Wunderlich syndrome can refer to one of several conditions. One condition called Wunderlich syndrome is spontaneous, nontraumatic kidney bleeding confined to the subcapsular and perirenal space. It may be the first manifestation of a renal angiomyolipoma (AML), or the rupture of a renal artery or intraparenchymal aneurysm. The renal condition should not be confused with other conditions which are Mullerian duct anomalies, such as Herlyn-Werner-Wunderlich syndrome. Some sources refer to double uters-hemivagina-renal agenesis as simply Wunderlich syndrome, but Herlyn-Werner-Wunderlich is a better term to distinguish the two.

Presentation

Cause
Neoplasms are the most common underlying pathology in up to 60% of cases and include renal angiomyolipoma and renal cell carcinoma. Other causes include rupture of renal artery or an arteriovenous malformation, polyarteritis nodosa, cystic medial necrosis, segmental arterial mediolysis, and cystic rupture.

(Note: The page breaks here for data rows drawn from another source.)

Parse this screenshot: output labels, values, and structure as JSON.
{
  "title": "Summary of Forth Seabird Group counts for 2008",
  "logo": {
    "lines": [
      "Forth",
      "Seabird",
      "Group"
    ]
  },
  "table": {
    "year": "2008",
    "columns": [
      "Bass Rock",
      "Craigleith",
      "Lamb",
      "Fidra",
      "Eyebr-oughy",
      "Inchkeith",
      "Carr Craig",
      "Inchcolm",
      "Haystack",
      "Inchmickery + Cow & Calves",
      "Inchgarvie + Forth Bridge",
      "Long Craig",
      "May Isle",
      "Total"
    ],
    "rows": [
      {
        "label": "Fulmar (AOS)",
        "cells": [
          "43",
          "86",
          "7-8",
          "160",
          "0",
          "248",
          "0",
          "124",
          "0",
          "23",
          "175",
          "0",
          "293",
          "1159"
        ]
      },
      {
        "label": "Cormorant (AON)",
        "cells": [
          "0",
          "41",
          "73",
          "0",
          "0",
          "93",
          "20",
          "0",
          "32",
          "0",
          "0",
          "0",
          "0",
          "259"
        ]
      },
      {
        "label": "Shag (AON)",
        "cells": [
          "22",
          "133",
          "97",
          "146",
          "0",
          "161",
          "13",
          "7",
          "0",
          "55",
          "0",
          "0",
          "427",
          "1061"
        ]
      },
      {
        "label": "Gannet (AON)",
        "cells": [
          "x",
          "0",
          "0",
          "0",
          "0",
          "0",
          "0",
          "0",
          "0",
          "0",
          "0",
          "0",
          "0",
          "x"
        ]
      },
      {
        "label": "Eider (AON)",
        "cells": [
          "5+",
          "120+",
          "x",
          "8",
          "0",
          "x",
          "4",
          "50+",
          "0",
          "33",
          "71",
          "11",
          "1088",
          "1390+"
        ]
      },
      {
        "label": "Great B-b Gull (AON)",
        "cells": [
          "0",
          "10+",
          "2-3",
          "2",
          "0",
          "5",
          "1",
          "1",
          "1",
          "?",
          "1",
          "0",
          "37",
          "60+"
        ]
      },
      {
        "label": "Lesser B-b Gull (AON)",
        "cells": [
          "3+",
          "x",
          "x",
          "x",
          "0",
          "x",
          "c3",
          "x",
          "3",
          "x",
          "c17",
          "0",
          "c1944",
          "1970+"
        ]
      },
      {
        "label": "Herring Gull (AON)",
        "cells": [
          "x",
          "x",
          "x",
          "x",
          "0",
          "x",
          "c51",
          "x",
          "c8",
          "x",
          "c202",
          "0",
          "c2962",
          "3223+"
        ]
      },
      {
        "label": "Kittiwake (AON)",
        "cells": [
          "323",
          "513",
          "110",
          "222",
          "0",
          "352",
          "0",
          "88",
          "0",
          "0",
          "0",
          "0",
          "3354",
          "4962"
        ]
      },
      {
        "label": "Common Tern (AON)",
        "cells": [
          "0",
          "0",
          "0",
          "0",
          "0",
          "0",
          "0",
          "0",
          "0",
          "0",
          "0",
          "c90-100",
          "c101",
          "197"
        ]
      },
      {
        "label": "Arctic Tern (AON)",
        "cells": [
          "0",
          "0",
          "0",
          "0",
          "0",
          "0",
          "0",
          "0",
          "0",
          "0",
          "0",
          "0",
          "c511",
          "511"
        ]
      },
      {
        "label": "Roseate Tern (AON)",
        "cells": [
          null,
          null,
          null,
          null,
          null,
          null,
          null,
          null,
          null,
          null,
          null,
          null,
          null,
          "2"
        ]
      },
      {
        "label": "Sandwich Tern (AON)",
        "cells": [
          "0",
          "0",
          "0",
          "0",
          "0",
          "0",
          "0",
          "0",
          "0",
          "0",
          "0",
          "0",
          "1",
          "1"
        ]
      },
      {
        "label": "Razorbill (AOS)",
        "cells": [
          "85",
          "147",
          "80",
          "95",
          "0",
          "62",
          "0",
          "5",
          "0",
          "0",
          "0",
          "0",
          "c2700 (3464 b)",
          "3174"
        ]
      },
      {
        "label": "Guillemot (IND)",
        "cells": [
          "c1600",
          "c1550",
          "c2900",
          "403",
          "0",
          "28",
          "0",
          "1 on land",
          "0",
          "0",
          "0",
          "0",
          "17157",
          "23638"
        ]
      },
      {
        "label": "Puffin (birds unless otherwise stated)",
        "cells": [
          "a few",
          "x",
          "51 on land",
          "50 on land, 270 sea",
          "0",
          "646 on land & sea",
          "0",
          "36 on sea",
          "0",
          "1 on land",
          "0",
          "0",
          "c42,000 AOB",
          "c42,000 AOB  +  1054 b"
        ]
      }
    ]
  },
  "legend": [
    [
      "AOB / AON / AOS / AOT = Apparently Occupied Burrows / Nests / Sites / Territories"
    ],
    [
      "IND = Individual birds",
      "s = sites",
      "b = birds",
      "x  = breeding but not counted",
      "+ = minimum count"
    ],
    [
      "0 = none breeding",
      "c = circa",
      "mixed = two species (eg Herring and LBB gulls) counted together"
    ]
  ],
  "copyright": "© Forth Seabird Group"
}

Few case series suggested angiomyolipoma as the most common cause.

Diagnosis
First symptoms may be subtle such as mild pain, flank tenderness, hematuria. Depending on blood loss, symptoms of hypovolemic shock may develop. Hematoma is usually contained in the retroperitoneum, allowing for a period of hemodynamic stability. Sometimes massive acute hemorrhage is seen when a hematoma ruptures Gerota's fascia and extends into the peritoneum. An ultrasound or CT scan can establish diagnosis, while lab tests may be inconclusive as changes of hematocrit or hemoglobin are not specific to the syndrome, while hematuria is not always present.

Treatment
Treatment varies according to severity, ranging from monitoring of the hematoma (in hemodynamic stability) to emergency surgery (when patients develop hypovolemic shock requiring seminephrectomy or nephrectomy). Vascular causes lead to surgery due to severity of hemorrhage. Robotic-assisted partial nephrectomy has been proposed as a surgical treatment of a ruptured angiomyolipoma causing retroperitoneal hemorrhage, combining the advantages of a kidney preservation procedure and the benefits of a minimally invasive procedure without compromising the safety of the patient.